Arsenal

Top 10 Premier League Shirt Sponsorship Deals 2012/13

Money from shirt sponsorship deals will see the combined income of Premier League teams rise to £147 million for the 2012-13 season. The 25% increase has raised the overall sponsorship revenue by £30 million, reasserting the commercial strength of the best league in the world.

The figures certainly allay any fears that the Premier League brand would suffer in the current economic climate. Importantly, the £147 million total could have been more if Manchester United’s training kit deal with DHL was included while Spurs will generate an extra £5 million from Investec, who sponsor them for cup games.

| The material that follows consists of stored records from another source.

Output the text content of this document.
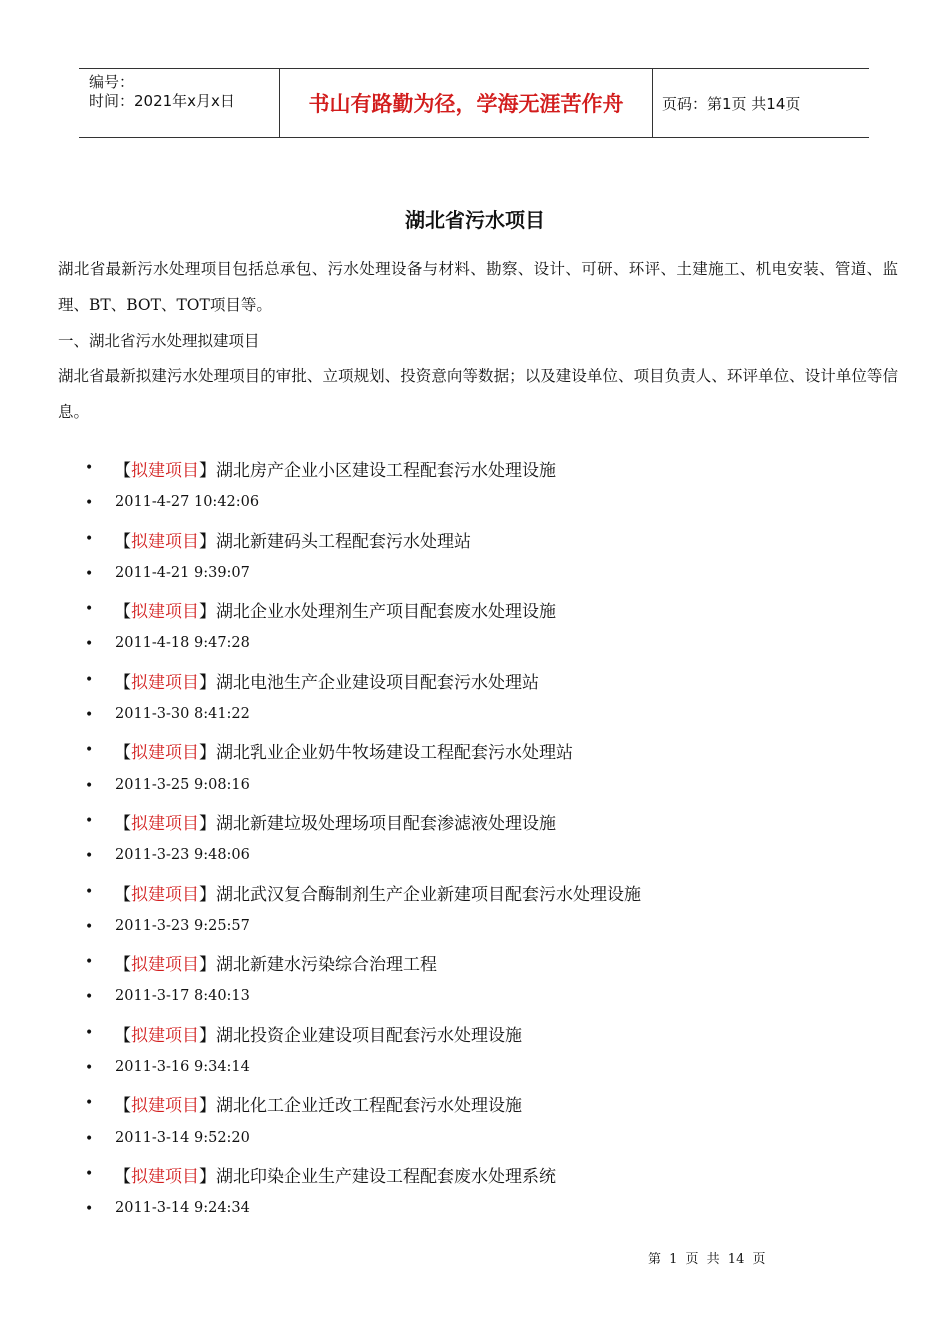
编号：
时间：2021年x月x日	书山有路勤为径，学海无涯苦作舟	页码：第1页 共14页
湖北省污水项目
湖北省最新污水处理项目包括总承包、污水处理设备与材料、勘察、设计、可研、环评、土建施工、机电安装、管道、监理、BT、BOT、TOT项目等。
一、湖北省污水处理拟建项目
湖北省最新拟建污水处理项目的审批、立项规划、投资意向等数据；以及建设单位、项目负责人、环评单位、设计单位等信息。
• 【拟建项目】湖北房产企业小区建设工程配套污水处理设施
• 2011-4-27 10:42:06
• 【拟建项目】湖北新建码头工程配套污水处理站
• 2011-4-21 9:39:07
• 【拟建项目】湖北企业水处理剂生产项目配套废水处理设施
• 2011-4-18 9:47:28
• 【拟建项目】湖北电池生产企业建设项目配套污水处理站
• 2011-3-30 8:41:22
• 【拟建项目】湖北乳业企业奶牛牧场建设工程配套污水处理站
• 2011-3-25 9:08:16
• 【拟建项目】湖北新建垃圾处理场项目配套渗滤液处理设施
• 2011-3-23 9:48:06
• 【拟建项目】湖北武汉复合酶制剂生产企业新建项目配套污水处理设施
• 2011-3-23 9:25:57
• 【拟建项目】湖北新建水污染综合治理工程
• 2011-3-17 8:40:13
• 【拟建项目】湖北投资企业建设项目配套污水处理设施
• 2011-3-16 9:34:14
• 【拟建项目】湖北化工企业迁改工程配套污水处理设施
• 2011-3-14 9:52:20
• 【拟建项目】湖北印染企业生产建设工程配套废水处理系统
• 2011-3-14 9:24:34
第 1 页 共 14 页
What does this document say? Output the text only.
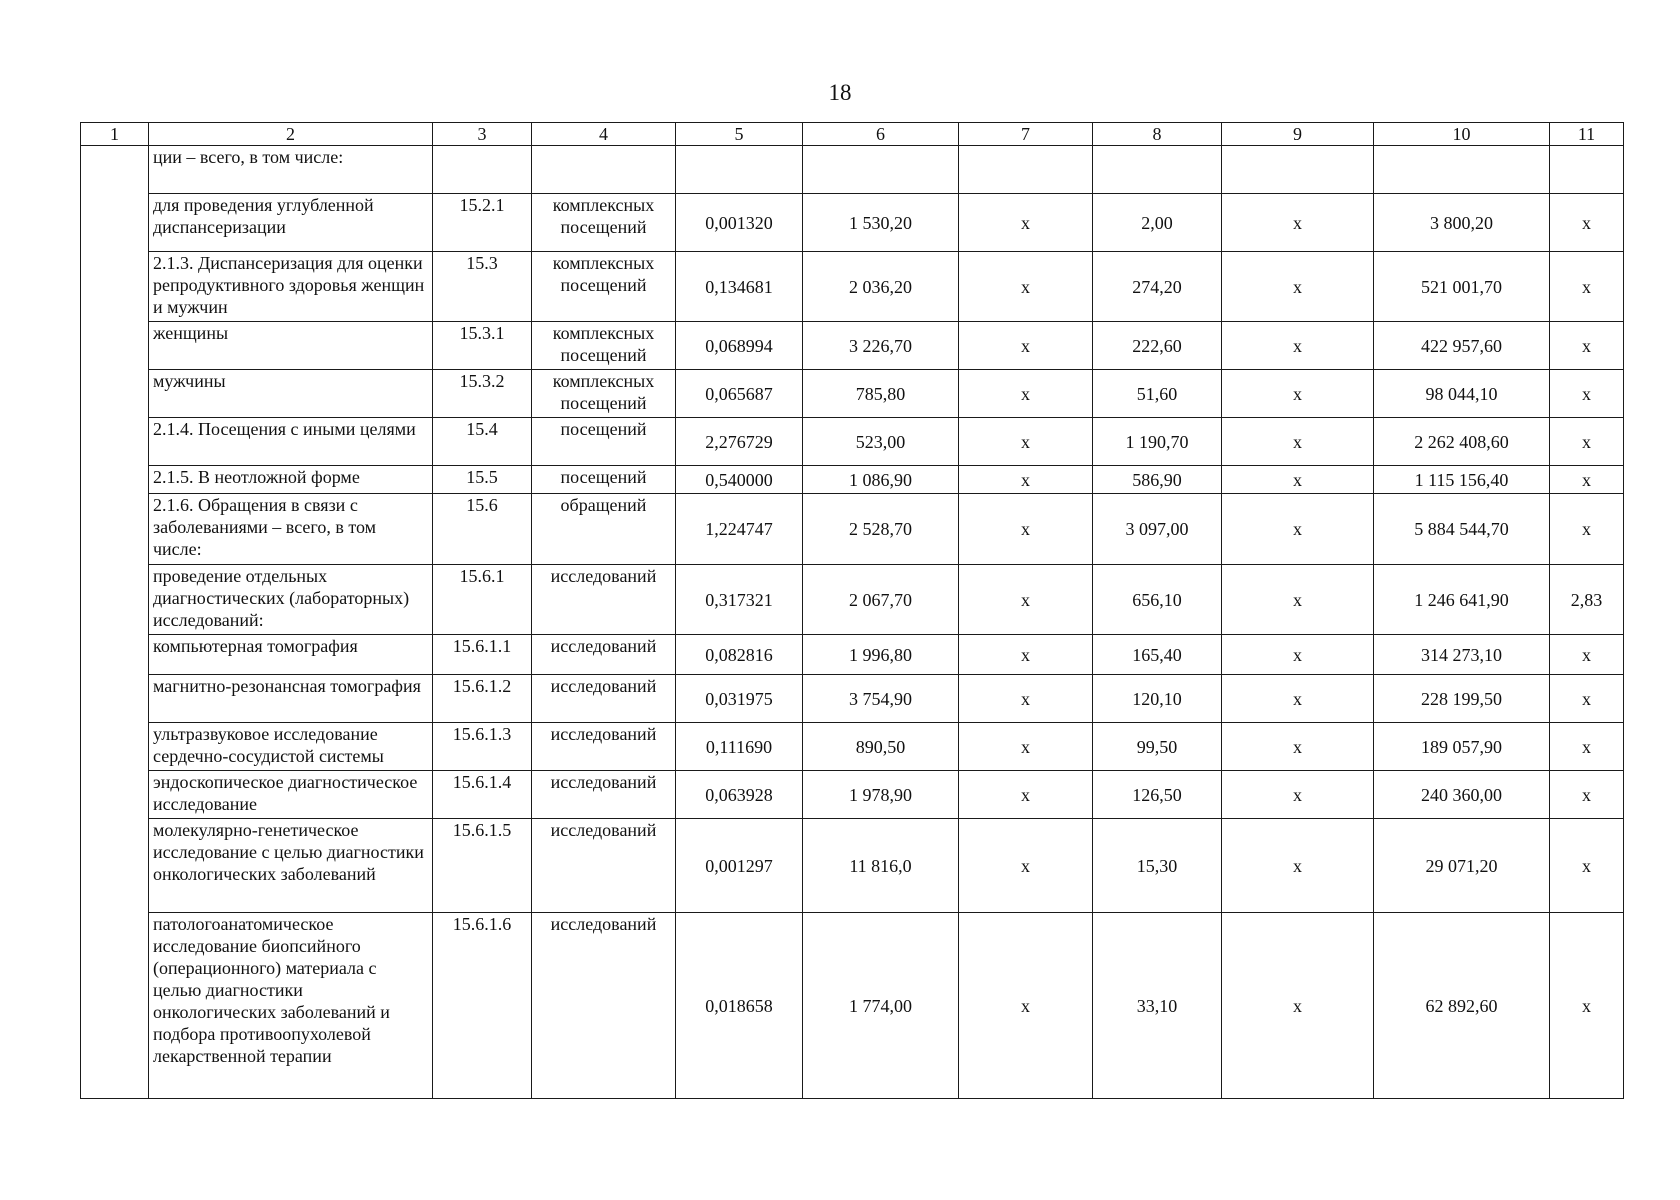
18
1	2	3	4	5	6	7	8	9	10	11
	ции – всего, в том числе:									
	для проведения углубленной диспансеризации	15.2.1	комплексных посещений	0,001320	1 530,20	х	2,00	х	3 800,20	х
	2.1.3. Диспансеризация для оценки репродуктивного здоровья женщин и мужчин	15.3	комплексных посещений	0,134681	2 036,20	х	274,20	х	521 001,70	х
	женщины	15.3.1	комплексных посещений	0,068994	3 226,70	х	222,60	х	422 957,60	х
	мужчины	15.3.2	комплексных посещений	0,065687	785,80	х	51,60	х	98 044,10	х
	2.1.4. Посещения с иными целями	15.4	посещений	2,276729	523,00	х	1 190,70	х	2 262 408,60	х
	2.1.5. В неотложной форме	15.5	посещений	0,540000	1 086,90	х	586,90	х	1 115 156,40	х
	2.1.6. Обращения в связи с заболеваниями – всего, в том числе:	15.6	обращений	1,224747	2 528,70	х	3 097,00	х	5 884 544,70	х
	проведение отдельных диагностических (лабораторных) исследований:	15.6.1	исследований	0,317321	2 067,70	х	656,10	х	1 246 641,90	2,83
	компьютерная томография	15.6.1.1	исследований	0,082816	1 996,80	х	165,40	х	314 273,10	х
	магнитно-резонансная томография	15.6.1.2	исследований	0,031975	3 754,90	х	120,10	х	228 199,50	х
	ультразвуковое исследование сердечно-сосудистой системы	15.6.1.3	исследований	0,111690	890,50	х	99,50	х	189 057,90	х
	эндоскопическое диагностическое исследование	15.6.1.4	исследований	0,063928	1 978,90	х	126,50	х	240 360,00	х
	молекулярно-генетическое исследование с целью диагностики онкологических заболеваний	15.6.1.5	исследований	0,001297	11 816,0	х	15,30	х	29 071,20	х
	патологоанатомическое исследование биопсийного (операционного) материала с целью диагностики онкологических заболеваний и подбора противоопухолевой лекарственной терапии	15.6.1.6	исследований	0,018658	1 774,00	х	33,10	х	62 892,60	х
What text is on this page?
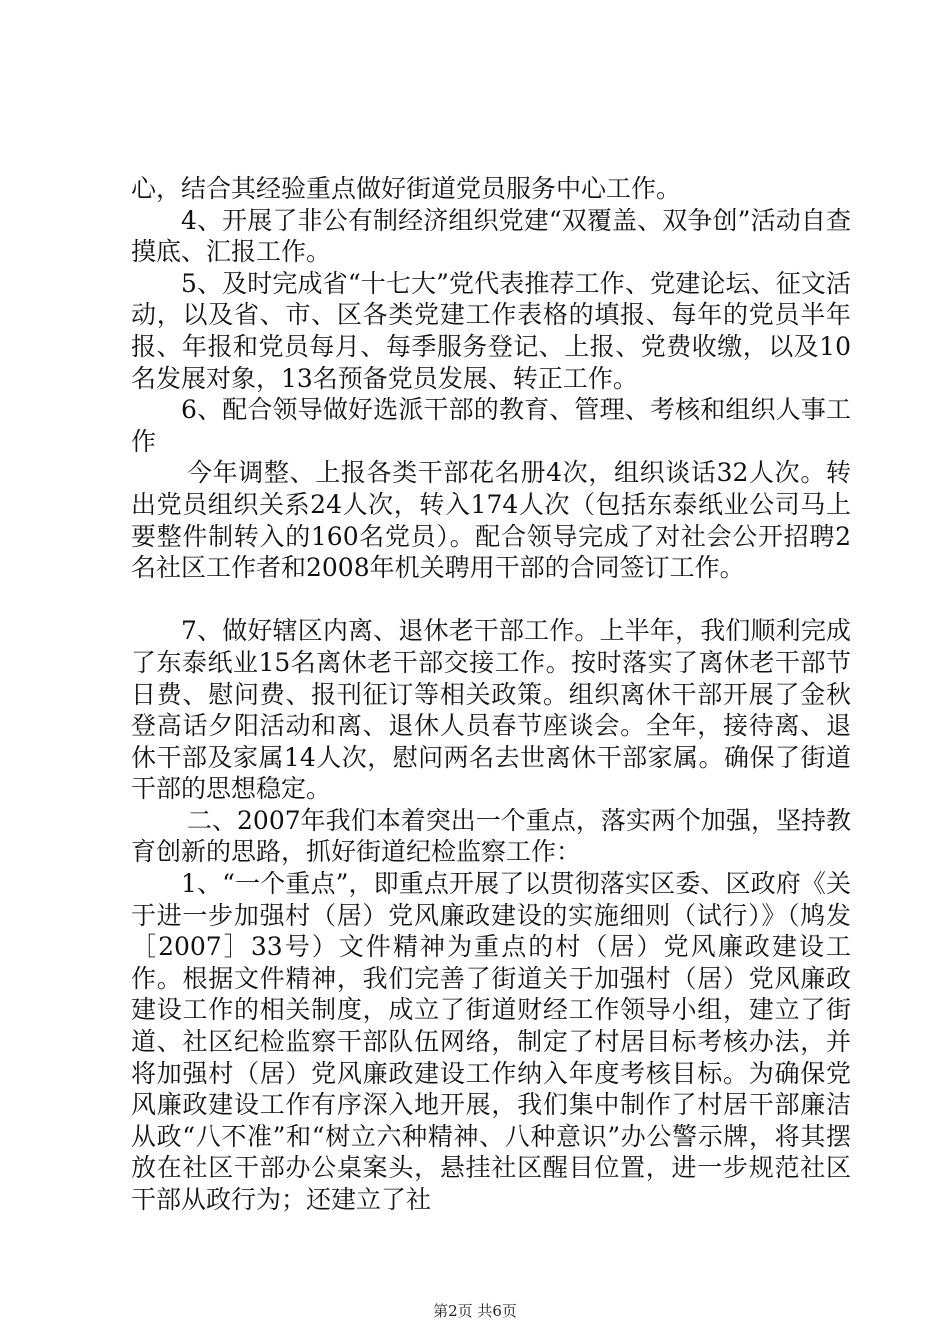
心，结合其经验重点做好街道党员服务中心工作。

4、开展了非公有制经济组织党建“双覆盖、双争创”活动自查摸底、汇报工作。

5、及时完成省“十七大”党代表推荐工作、党建论坛、征文活动，以及省、市、区各类党建工作表格的填报、每年的党员半年报、年报和党员每月、每季服务登记、上报、党费收缴，以及10名发展对象，13名预备党员发展、转正工作。

6、配合领导做好选派干部的教育、管理、考核和组织人事工作

今年调整、上报各类干部花名册4次，组织谈话32人次。转出党员组织关系24人次，转入174人次（包括东泰纸业公司马上要整件制转入的160名党员）。配合领导完成了对社会公开招聘2名社区工作者和2008年机关聘用干部的合同签订工作。

7、做好辖区内离、退休老干部工作。上半年，我们顺利完成了东泰纸业15名离休老干部交接工作。按时落实了离休老干部节日费、慰问费、报刊征订等相关政策。组织离休干部开展了金秋登高话夕阳活动和离、退休人员春节座谈会。全年，接待离、退休干部及家属14人次，慰问两名去世离休干部家属。确保了街道干部的思想稳定。

二、2007年我们本着突出一个重点，落实两个加强，坚持教育创新的思路，抓好街道纪检监察工作：

1、“一个重点”，即重点开展了以贯彻落实区委、区政府《关于进一步加强村（居）党风廉政建设的实施细则（试行）》（鸠发［2007］33号）文件精神为重点的村（居）党风廉政建设工作。根据文件精神，我们完善了街道关于加强村（居）党风廉政建设工作的相关制度，成立了街道财经工作领导小组，建立了街道、社区纪检监察干部队伍网络，制定了村居目标考核办法，并将加强村（居）党风廉政建设工作纳入年度考核目标。为确保党风廉政建设工作有序深入地开展，我们集中制作了村居干部廉洁从政“八不准”和“树立六种精神、八种意识”办公警示牌，将其摆放在社区干部办公桌案头，悬挂社区醒目位置，进一步规范社区干部从政行为；还建立了社

第2页 共6页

Opinion on the ethical merits of this increase will be divided. Some will welcome the news, pleased with the fact that for once football and financial gain is making the headlines. Other will point to the huge deficits posted by some of the country’s top clubs as making this latest increase redundant.

Liverpool, Manchester City and Manchester United remain at the top of the sponsorship table with the £20 million they receive from Standard Chartered, Etihad Airways and Aon respectively.

To the chagrin of Arsenal, Chelsea and Tottenham, they are not competing with their North West rivals as they do on the pitch. The Blues are fifth in the standings, bringing in £13.5 million while Spurs raise £10 million and Arsenal £5.5 million.

A £19 million increase has seen Sunderland occupy top spot. The Black Cats recently signed a £20 million deal with not-for-profit group Invest in Africa, which will see them bare the organisations logo on the front of their shirts for at least two years.

North East rivals Newcastle have also negotiated a lucrative new deal which will see them earn an extra £7.5 million per year. Chairman, Mike Ashley, agreed a new £10 million deal with Richard Branson’s Virgin Money after his flagship company bought out Northern Rock.

The rest of the league could be forgiven for being envious of the North East clubs sponsorship increase. However, clubs outside the ‘big six’ appear to be the main beneficiaries of this seasons deals. Norwich, QPR, Stoke and West Brom have all improved on their previous totals.

The infrastructure of both Southampton and West Ham mean’s they have always had Premier League credentials, despite plying their trade in the Football League last season. Their promotion, along with Reading has boosted the total with their combined income bringing in £3.2 million as opposed to the £1.85 million brought in by last year’s relegated clubs.